Among the most significant improvements:

  • Development of an ultra-rapid run mode on the Illumina HiSeq 2500 sequencing instrument cut sequencing time from 25.5 hours (using the rapid run mode) to 18 to 21 hours, with the same quality, quantity, and precision of sequences, but with greater analytic sensitivity (99.5 percent in a 40X genome).
  • Edico Genome’s DRAGEN processor (aligner and variant caller) cut data analysis time from 22.5 hours (with CASAVA v1.8.2; Illumina) to 41 minutes. (Several authors report financial ties to Edico Genomics.)
  • Replacing manual interpretation and reporting process with in-house VIKING software program saved three hours.
  • Optimization of in-house software, RUNES (Rapid Understanding of Nucleotide variant Effect Software) more quickly detects mutations in gene sequences (30 minutes) and saved another two hours.
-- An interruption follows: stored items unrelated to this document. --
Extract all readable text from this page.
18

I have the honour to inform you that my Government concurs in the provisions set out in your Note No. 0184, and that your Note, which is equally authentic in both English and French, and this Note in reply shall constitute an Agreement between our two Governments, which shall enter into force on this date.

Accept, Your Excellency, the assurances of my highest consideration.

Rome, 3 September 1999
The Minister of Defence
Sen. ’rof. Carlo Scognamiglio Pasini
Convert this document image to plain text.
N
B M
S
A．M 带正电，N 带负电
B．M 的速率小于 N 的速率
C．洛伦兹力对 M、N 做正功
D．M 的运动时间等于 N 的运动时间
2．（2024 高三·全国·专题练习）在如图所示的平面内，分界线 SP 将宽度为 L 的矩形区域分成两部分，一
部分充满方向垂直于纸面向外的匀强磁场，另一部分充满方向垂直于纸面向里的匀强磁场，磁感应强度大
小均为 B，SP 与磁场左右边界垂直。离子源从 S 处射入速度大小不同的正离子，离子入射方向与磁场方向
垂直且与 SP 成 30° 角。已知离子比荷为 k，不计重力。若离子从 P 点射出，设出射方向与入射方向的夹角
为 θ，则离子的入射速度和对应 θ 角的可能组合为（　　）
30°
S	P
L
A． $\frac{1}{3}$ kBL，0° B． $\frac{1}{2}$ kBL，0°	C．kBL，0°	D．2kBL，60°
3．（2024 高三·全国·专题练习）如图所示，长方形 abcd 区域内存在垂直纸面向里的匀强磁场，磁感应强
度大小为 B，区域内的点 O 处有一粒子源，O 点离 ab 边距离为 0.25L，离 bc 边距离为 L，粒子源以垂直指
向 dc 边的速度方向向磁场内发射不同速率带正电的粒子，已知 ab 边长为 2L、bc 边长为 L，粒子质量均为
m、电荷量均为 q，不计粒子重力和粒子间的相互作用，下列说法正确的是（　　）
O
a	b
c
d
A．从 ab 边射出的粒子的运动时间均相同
The researchers say that their initial clinical experience with rapid WGS involved 35 parent–infant trios, with all infants acutely ill, 4 months of age or less, and with a suspected genetic cause of disease. Rapid WGS provided a genetic diagnosis in more than half of the infants (57 percent). Of these receiving a diagnosis, nine of the twenty received a diagnosis that had not been considered in the differential diagnosis. Seventeen of the diagnoses were either of "acute clinical utility" or had "strongly favorable effects on management."

"A randomized, prospective clinical study of rapid WGS is now in progress to ascertain the extensibility of these results to broad NICU populations," the authors write. "Clearly, while the application of rapid WGS for NICU diagnosis of genetic disease appears tremendously promising, translating diagnoses into effective precision medicine is in its infancy.”